St Matthew’s Gospel assumes that we know all of that – and indeed we should, we have neglected our Bible studying for too long. St Matthew mostly seems concerned to show that Jesus, for all of his surprise and subversion, did precisely what the Messiah was supposed to do, in coming via Bethphage. It is important that we know that He went there. Matthew stresses that in the humility of the incarnate Son there is no loss of majesty. Nonetheless, we can see something of the otherness of Bethphage playing itself out in Jesus’s triumphal entry into the Holy City. By faith, we do indeed see God in Christ carving a new pathway into our world, a pathway that will lead onwards through the Lord’s death and into the glory of resurrection. We do indeed hear the city rumbling, not with the sound of earthquake but with the sound of exultation, the raucous singing of ‘Hosanna’, the bustle and movement of bodies as they gather themselves and others around the Messiah. We can easily sense the excitement, the feeling of fulfilment, the pulse that now is the favourable time, the intuition that something is indeed ripening in their midst. Here is the fulfilment of ancient prophecy, here is the King, here is the Messiah, exactly as He should be.

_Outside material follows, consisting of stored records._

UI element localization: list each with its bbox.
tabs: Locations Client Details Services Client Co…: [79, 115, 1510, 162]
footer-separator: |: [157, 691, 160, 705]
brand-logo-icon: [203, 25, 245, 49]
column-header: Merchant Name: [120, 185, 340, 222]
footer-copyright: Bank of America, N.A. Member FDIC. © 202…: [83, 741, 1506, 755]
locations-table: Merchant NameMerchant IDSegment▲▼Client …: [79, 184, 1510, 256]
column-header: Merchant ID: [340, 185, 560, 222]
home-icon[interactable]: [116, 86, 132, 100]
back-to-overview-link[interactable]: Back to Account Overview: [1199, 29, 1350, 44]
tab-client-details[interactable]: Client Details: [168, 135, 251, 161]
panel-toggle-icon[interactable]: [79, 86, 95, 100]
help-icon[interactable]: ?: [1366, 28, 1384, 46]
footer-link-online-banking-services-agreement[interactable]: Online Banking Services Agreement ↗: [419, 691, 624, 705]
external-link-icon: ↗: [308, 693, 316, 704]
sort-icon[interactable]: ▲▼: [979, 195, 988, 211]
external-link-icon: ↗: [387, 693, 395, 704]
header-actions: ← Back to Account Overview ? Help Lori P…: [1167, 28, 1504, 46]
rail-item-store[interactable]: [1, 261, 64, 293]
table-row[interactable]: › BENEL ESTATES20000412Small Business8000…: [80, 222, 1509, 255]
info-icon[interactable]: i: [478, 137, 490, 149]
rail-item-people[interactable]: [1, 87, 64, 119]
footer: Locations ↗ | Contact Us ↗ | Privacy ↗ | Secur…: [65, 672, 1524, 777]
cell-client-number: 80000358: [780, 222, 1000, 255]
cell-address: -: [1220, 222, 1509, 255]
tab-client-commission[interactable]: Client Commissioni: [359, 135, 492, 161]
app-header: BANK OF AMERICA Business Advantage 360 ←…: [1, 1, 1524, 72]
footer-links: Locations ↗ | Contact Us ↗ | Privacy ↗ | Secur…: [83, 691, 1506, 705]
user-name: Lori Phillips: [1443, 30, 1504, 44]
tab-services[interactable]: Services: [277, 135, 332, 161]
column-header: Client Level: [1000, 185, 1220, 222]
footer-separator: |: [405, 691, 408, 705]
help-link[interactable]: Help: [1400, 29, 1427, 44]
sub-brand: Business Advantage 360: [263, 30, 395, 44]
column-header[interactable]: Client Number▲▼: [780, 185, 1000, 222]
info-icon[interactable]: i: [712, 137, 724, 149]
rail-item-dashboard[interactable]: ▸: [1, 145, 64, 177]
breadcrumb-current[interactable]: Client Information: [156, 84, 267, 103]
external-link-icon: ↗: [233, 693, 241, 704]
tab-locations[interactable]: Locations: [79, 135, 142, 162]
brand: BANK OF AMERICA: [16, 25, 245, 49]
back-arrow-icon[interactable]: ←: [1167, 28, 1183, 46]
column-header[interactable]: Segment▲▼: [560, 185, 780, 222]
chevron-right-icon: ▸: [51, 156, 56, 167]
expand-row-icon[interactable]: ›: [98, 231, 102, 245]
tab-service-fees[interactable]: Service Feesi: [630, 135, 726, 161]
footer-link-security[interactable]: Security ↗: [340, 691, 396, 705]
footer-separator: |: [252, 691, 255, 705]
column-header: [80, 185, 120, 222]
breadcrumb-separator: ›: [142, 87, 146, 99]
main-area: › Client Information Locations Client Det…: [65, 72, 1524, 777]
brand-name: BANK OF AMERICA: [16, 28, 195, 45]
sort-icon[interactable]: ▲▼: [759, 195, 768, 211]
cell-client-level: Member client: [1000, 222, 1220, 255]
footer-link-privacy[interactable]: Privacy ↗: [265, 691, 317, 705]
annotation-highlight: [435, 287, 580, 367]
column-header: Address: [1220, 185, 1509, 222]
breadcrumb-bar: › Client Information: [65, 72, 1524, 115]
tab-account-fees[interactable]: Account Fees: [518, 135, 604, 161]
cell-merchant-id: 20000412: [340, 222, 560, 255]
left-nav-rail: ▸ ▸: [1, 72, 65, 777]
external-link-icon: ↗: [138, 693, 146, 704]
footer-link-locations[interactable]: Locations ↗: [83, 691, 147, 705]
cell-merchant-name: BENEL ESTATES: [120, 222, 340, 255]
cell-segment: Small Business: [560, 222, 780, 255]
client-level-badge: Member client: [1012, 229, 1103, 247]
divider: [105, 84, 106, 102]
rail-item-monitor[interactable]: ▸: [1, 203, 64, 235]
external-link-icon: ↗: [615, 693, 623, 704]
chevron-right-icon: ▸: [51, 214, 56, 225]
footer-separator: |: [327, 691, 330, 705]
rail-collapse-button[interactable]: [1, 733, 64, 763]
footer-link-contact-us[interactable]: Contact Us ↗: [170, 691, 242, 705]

But not quite. We know—as the first readers of Matthew’s Gospel knew—that the crowds will turn on Jesus within a matter of hours. Things are not quite right; the signs and symbols are all out of joint. The victorious Christ does not arrive on the warhorse but on a donkey. Palm branches were liturgically suited to the celebration of Tabernacles rather than Passover. The greeting ‘Hosanna’ literally means ‘please save us’, but does it sound more like triumphalism or desperation? Did they think ‘well, we were hoping for something else, but we can work with what we have got’? But it might also be that this is some kind of deconstruction of the rituals of power politics, the unmasking of their utter absurdity in their fulfilment by the living presence of divine power himself.

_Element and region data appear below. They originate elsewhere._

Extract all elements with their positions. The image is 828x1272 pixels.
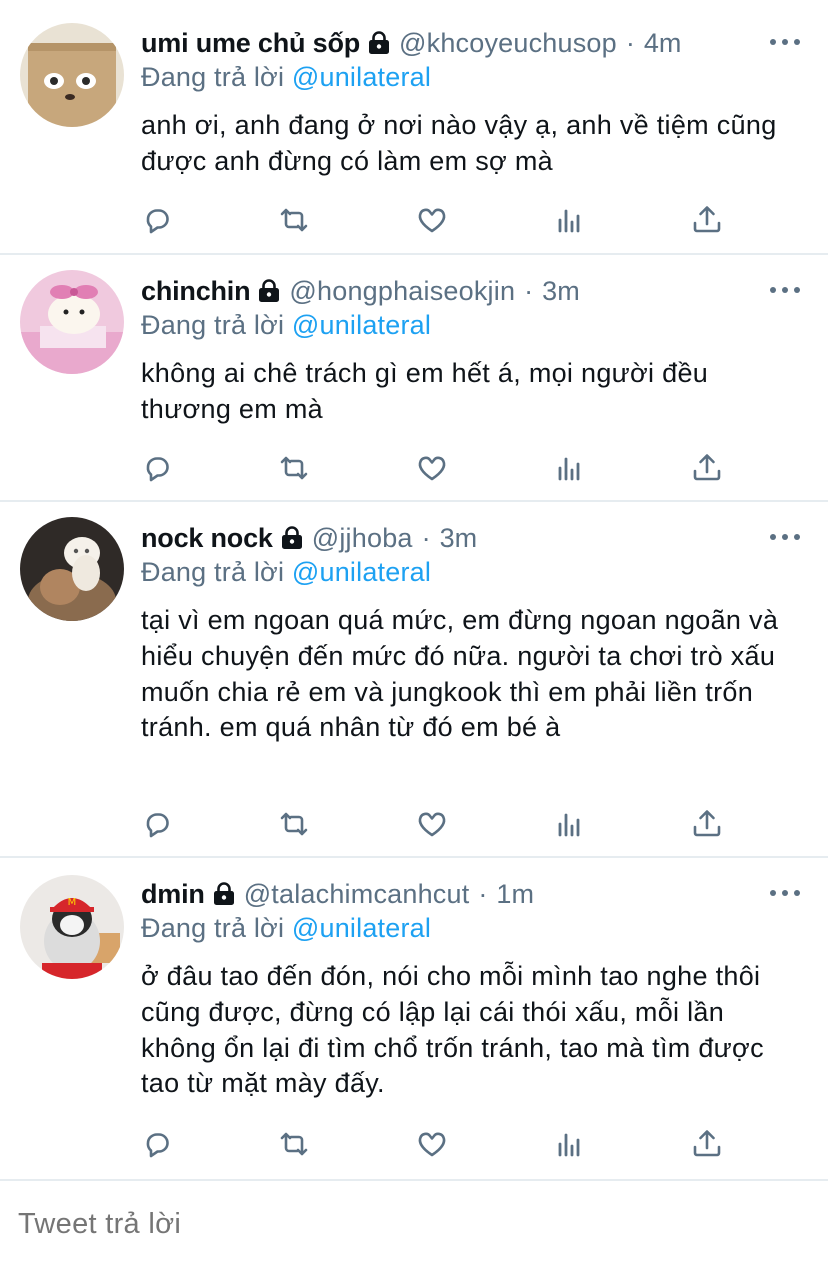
avatar[interactable] [20,270,124,374]
reply-icon[interactable] [137,200,177,240]
tweet[interactable]: M dmin @talachimcanhcut · 1m Đang trả lờ… [0,858,828,1179]
avatar[interactable] [20,517,124,621]
paper-bag-cat-avatar [20,23,124,127]
user-handle[interactable]: @jjhoba [312,523,413,554]
separator-dot: · [524,275,534,306]
display-name[interactable]: chinchin [141,276,251,307]
replying-to: Đang trả lời @unilateral [141,913,431,944]
kittens-avatar [20,517,124,621]
share-icon[interactable] [687,1124,727,1164]
tweet-text: ở đâu tao đến đón, nói cho mỗi mình tao … [141,961,764,1099]
retweet-icon[interactable] [274,1124,314,1164]
analytics-icon[interactable] [550,448,590,488]
replying-to-label: Đang trả lời [141,913,285,943]
lock-icon [212,882,236,906]
tweet-text: anh ơi, anh đang ở nơi nào vậy ạ, anh về… [141,110,777,176]
mention-link[interactable]: @unilateral [292,557,431,587]
tweet-header: dmin @talachimcanhcut · 1m [141,877,534,911]
display-name[interactable]: nock nock [141,523,273,554]
like-icon[interactable] [412,804,452,844]
share-icon[interactable] [687,448,727,488]
replying-to: Đang trả lời @unilateral [141,62,431,93]
mention-link[interactable]: @unilateral [292,310,431,340]
retweet-icon[interactable] [274,804,314,844]
action-bar [0,1124,828,1164]
timestamp[interactable]: 3m [440,523,478,554]
more-options-icon[interactable] [770,525,800,549]
tweet-text: không ai chê trách gì em hết á, mọi ngườ… [141,358,709,424]
separator-dot: · [421,522,431,553]
more-options-icon[interactable] [770,881,800,905]
mention-link[interactable]: @unilateral [292,913,431,943]
analytics-icon[interactable] [550,200,590,240]
analytics-icon[interactable] [550,804,590,844]
replying-to-label: Đang trả lời [141,557,285,587]
tweet-header: nock nock @jjhoba · 3m [141,521,477,555]
user-handle[interactable]: @hongphaiseokjin [289,276,515,307]
analytics-icon[interactable] [550,1124,590,1164]
avatar[interactable] [20,23,124,127]
timestamp[interactable]: 4m [644,28,682,59]
separator-dot: · [625,27,635,58]
reply-input[interactable] [18,1208,798,1241]
retweet-icon[interactable] [274,448,314,488]
reply-icon[interactable] [137,1124,177,1164]
replying-to: Đang trả lời @unilateral [141,557,431,588]
reply-icon[interactable] [137,448,177,488]
timestamp[interactable]: 1m [496,879,534,910]
timestamp[interactable]: 3m [542,276,580,307]
action-bar [0,200,828,240]
lock-icon [257,279,281,303]
share-icon[interactable] [687,200,727,240]
tweet-header: umi ume chủ sốp @khcoyeuchusop · 4m [141,26,681,60]
user-handle[interactable]: @khcoyeuchusop [399,28,617,59]
tweet[interactable]: umi ume chủ sốp @khcoyeuchusop · 4m Đang… [0,0,828,253]
lock-icon [280,526,304,550]
reply-icon[interactable] [137,804,177,844]
display-name[interactable]: umi ume chủ sốp [141,28,360,59]
tweet-text: tại vì em ngoan quá mức, em đừng ngoan n… [141,605,779,743]
penguin-cap-avatar: M [20,875,124,979]
more-options-icon[interactable] [770,278,800,302]
replying-to-label: Đang trả lời [141,310,285,340]
user-handle[interactable]: @talachimcanhcut [244,879,470,910]
share-icon[interactable] [687,804,727,844]
retweet-icon[interactable] [274,200,314,240]
lock-icon [367,31,391,55]
like-icon[interactable] [412,448,452,488]
tweet[interactable]: chinchin @hongphaiseokjin · 3m Đang trả … [0,255,828,500]
action-bar [0,448,828,488]
display-name[interactable]: dmin [141,879,205,910]
tweet-header: chinchin @hongphaiseokjin · 3m [141,274,580,308]
like-icon[interactable] [412,1124,452,1164]
mention-link[interactable]: @unilateral [292,62,431,92]
separator-dot: · [478,878,488,909]
more-options-icon[interactable] [770,30,800,54]
replying-to-label: Đang trả lời [141,62,285,92]
svg-text:M: M [68,897,77,908]
replying-to: Đang trả lời @unilateral [141,310,431,341]
tweet[interactable]: nock nock @jjhoba · 3m Đang trả lời @uni… [0,502,828,856]
like-icon[interactable] [412,200,452,240]
avatar[interactable]: M [20,875,124,979]
action-bar [0,804,828,844]
hamster-pink-avatar [20,270,124,374]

There is certainly something playful about this, but pantomime doesn’t quite capture it: Jesus is not mocking or jesting, or even simply pushing the boundaries; he is deadly serious. The crowd are swept up into his dramatic act of redemption, drawn to participate in the deconstruction of their own illusions and fantasies of political liberation. No longer mere observers, they are now participants in the process of ripening. This, of course, will have consequences that they cannot yet foresee. Who is this? What will happen now? Maybe Bethphage is far too dull a place for a messiah from dull Nazareth to come from, and what of the donkey anyway? And the palm branches? It’s all a bit wrong, and there is a fear that things are going to get worse, not better.
But reject your expectations, what we are going to get is what God gives us, and it will help us grow in holiness and hope, and it shows the sovereignty of God, on a donkey, in a dull suburb, with unexpected people, and the cries of ‘please save us’ will turn to the knowledge that we are saved, if we live this week with Him.